Delay of Disclosure of Inside Information
The UK's Financial Conduct Authority (FCA) published its 19th edition of the Primary Market Bulletin on 11 June, 2018. The FCA is consulting on a proposed update to its existing guidance note on periodic financial information and inside information1.
Inside InformationUnder Article 17 of the Market Abuse Regulation (MAR)2, an issuer must:
- inform the public as soon as possible of inside information that directly concerns that issuer; and
- post and maintain on its website, for at least five years, all inside information which it is required to disclose publicly.
Under Article 17(4) of MAR, an issuer may delay disclosure of inside information if:
- immediate disclosure is likely to prejudice the issuer's legitimate interests;
- delay of disclosure is not likely to mislead the public; and
- the issuer is able to ensure the confidentiality of the information.
Article 17(4) requires an issuer to notify the FCA if it has delayed the disclosure of inside information and provide an explanation of the delay if the FCA requests.

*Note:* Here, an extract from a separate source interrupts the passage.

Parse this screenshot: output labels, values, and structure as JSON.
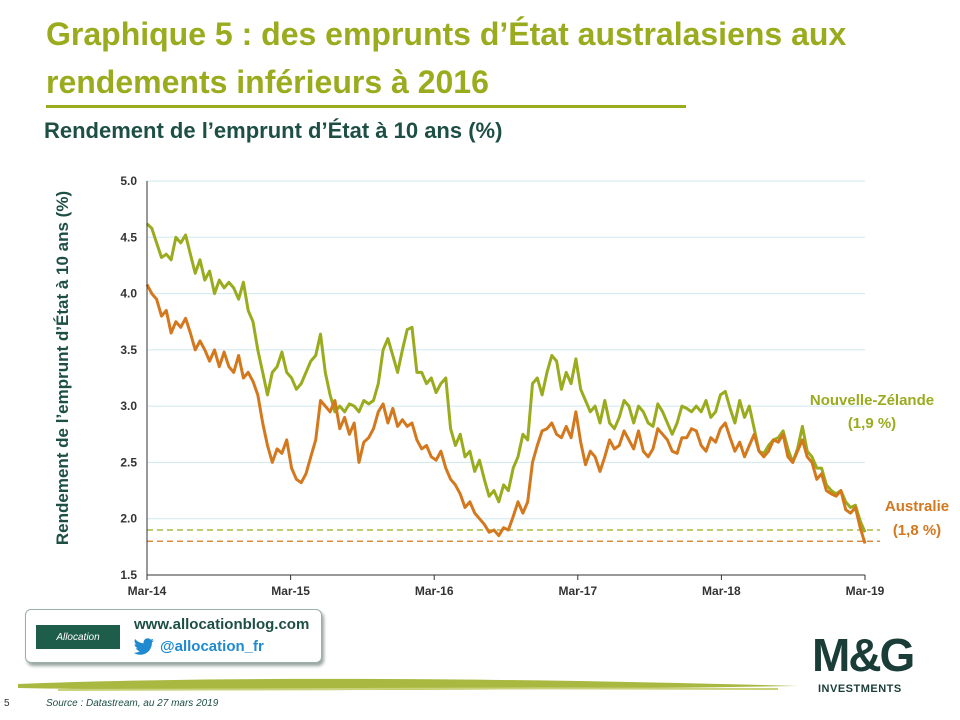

In October 2016, ESMA published guidelines which set out a list of situations in which an issuer may have legitimate interests in delaying the disclosure of inside information as well as a list of situations in which delay of disclosure of inside information is likely to mislead the public. The list is indicative and non-exhaustive.
The Updated Note
The proposed FCA technical note uses the example of the preparation of a periodic financial report to illustrate its recommendations on the process for identifying and handling inside information.
When preparing its periodic financial reports, an issuer should assess on an on-going and case-by-case basis whether the information it holds satisfies the criteria of inside information in Article 7 of MAR. In doing so, the issuer should start from the assumption that information relating to financial results could constitute inside information.
The note sets out the following guidelines for the assessment of such information:
- issuers should exercise judgment and should conduct the ongoing assessment in good faith;
- issuers should record and be able to submit evidence of the assessment process to the FCA on request; and
- issuers should not take a blanket approach to the assessment of the status of the information they hold.
Once it has been established that information constitutes inside information, the FCA considers that disclosure may be prejudicial to the issuer's legitimate interests where:
“the issuer is in the process of preparing a periodic financial report and immediate public disclosure of information to be included in the report would impact on the orderly production and release of the report and could result in the incorrect assessment of the information by the public.”
The FCA notes that in many cases, the issuer will be able to draft an appropriate announcement which allows the public to undertake a correct assessment of the inside information. However, it accepts that in some cases such assessment will not be practicable other than through publication of the full financial report.
As with the initial assessment of the status of information, the note states that issuers should assess both the existence of a legitimate interest and the question of whether delay of disclosure is likely to mislead the public on an ongoing and case-by-case basis.
The note concludes with a reminder that when an issuer has delayed the disclosure of inside information in accordance with Article 17(4) MAR, it is required immediately following disclosure of the information to inform the FCA that disclosure of the inside information was delayed. The issuer must be able to provide the FCA upon request with a written explanation of how the conditions permitting such delay were satisfied.
Comments on the proposal should be submitted by 23 July 2018.
If the proposals are approved, the revised technical note will offer some guidance on the identification and disclosure of inside information, particularly in the context of preparing periodic financial reports.
Firstly, the FCA makes clear that the decision-making process when identifying and disclosing or delaying disclosure must be subjective. A blanket approach will not be sufficient and issuers should take a more nuanced approach.
Secondly, issuers should take care to keep written records of such decisions and should be prepared to produce evidence to the FCA as to how information has been categorised and how a legitimate interest which allows for a delay in disclosure has been determined to exist.
Thirdly, the note sheds some light on the type of situation in which immediate disclosure would be likely to prejudice the issuer's legitimate interests. Taken alongside the ESMA guidance, it potentially opens the door to delaying disclosure on new sets of facts. However, although the proposals are to be welcomed, it is worth bearing in mind that the FCA has stated that both it and ESMA interpret Article 17(4) of MAR narrowly.